The objective of the project was the development and testing of methods for the collection, processing and analysis of carbon nanofibers (CNF) in samples of fine particulate matter from atmospheres containing soot particles to enable the drawing of conclusions on the detectability of CNF overlaid with soot particles. The result is an initial approach for a detection method consisting of one purification step and two correlated microscopic analysis steps. This allows the localisation and identification of CNF in samples that contain soot particles.

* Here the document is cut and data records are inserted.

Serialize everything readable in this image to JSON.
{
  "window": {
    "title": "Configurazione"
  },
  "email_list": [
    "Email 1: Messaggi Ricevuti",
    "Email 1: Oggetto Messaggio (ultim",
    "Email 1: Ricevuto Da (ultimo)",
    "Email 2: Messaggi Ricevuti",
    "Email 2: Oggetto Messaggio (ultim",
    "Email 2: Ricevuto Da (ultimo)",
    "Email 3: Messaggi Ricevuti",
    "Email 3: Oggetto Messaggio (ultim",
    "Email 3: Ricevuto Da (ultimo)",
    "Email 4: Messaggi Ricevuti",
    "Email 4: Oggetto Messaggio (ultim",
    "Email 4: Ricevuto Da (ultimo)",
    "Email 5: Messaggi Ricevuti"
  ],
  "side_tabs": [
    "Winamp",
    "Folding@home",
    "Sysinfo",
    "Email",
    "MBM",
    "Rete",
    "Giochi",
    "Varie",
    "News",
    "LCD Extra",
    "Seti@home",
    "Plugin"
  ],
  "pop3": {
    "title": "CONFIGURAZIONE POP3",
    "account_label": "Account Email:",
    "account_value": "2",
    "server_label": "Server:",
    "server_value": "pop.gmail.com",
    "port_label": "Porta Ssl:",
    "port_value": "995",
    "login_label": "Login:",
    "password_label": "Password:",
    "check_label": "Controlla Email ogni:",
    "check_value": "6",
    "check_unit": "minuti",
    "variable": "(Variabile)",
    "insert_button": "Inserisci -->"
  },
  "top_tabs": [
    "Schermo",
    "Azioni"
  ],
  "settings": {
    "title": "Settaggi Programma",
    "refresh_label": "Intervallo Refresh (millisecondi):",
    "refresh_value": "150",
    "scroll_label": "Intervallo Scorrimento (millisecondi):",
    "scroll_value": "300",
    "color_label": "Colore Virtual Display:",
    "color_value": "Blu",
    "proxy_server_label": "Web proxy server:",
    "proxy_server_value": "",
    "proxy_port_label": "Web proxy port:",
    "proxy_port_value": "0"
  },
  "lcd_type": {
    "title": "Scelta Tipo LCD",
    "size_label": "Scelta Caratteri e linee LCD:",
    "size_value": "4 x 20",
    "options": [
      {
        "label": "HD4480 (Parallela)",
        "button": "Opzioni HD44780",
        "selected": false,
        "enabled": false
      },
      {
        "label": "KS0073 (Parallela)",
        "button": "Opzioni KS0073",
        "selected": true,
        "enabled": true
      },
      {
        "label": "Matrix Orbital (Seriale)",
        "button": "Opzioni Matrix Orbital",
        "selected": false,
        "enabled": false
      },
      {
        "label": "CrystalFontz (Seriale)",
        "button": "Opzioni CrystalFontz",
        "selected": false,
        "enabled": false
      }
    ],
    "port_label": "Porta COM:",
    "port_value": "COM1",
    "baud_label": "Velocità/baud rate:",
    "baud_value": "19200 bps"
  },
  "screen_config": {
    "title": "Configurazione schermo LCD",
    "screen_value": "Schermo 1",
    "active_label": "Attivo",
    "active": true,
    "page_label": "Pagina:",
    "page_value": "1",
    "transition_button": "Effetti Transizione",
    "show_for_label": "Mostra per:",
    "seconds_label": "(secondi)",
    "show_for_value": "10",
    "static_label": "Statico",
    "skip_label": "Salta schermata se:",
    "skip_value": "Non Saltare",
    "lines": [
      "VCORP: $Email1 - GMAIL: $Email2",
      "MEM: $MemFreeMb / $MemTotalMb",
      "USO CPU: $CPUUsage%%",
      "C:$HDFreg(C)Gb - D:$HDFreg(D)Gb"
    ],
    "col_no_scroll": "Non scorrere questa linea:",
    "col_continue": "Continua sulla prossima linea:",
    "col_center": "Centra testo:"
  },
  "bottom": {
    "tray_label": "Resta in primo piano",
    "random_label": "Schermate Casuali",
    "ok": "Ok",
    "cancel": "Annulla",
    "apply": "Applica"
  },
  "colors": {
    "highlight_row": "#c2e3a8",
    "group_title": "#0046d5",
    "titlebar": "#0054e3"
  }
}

The soot particles are less resistant to oxidation than CNF. By selectively removing the soot particles on the basis of the non-thermal plasma oxidation the chemically inert (partially-) graphitic CNF retain. The characteristic Raman spectra for graphitic materials are used in a subsequent Raman spectroscopic examination to localise objects suspected to contain CNF. The analysis of these areas with a high-resolution SEM provides morphological information for the doubtless identification and quantification of CNF. In this way, the necessary basis for the development of a measurement method in a regulatory context was developed to reliably quantify CNF overlaid with soot particles.

Programmatic project outcome

For operations involving fibrous (nano) materials, the release of fibre dust during manufacturing or handling can pose a risk to employees. To verify applied protective measures and to be able to reliably determine the exposure of employees to fibrous materials such as CNF, validated measurement and evaluation methods are absolutely essential. At workplaces, however, the background exposure to ubiquitous sources of UFP, such as oil mist and soot from car exhaust, fumes or domestic fuels, is frequently high. Such contaminants can render a localisation and doubtless identification of CNF through an evaluation of filter samples which is based solely on SEM impossible. The results of this project helped to define key points regarding an implementation-friendly method of measurement for the unequivocal identification and quantification of CNF in an atmosphere containing soot particles. This constitutes a necessary prerequisite for the reliable determination of the exposure of employees to fibre dust from advanced fibrous materials.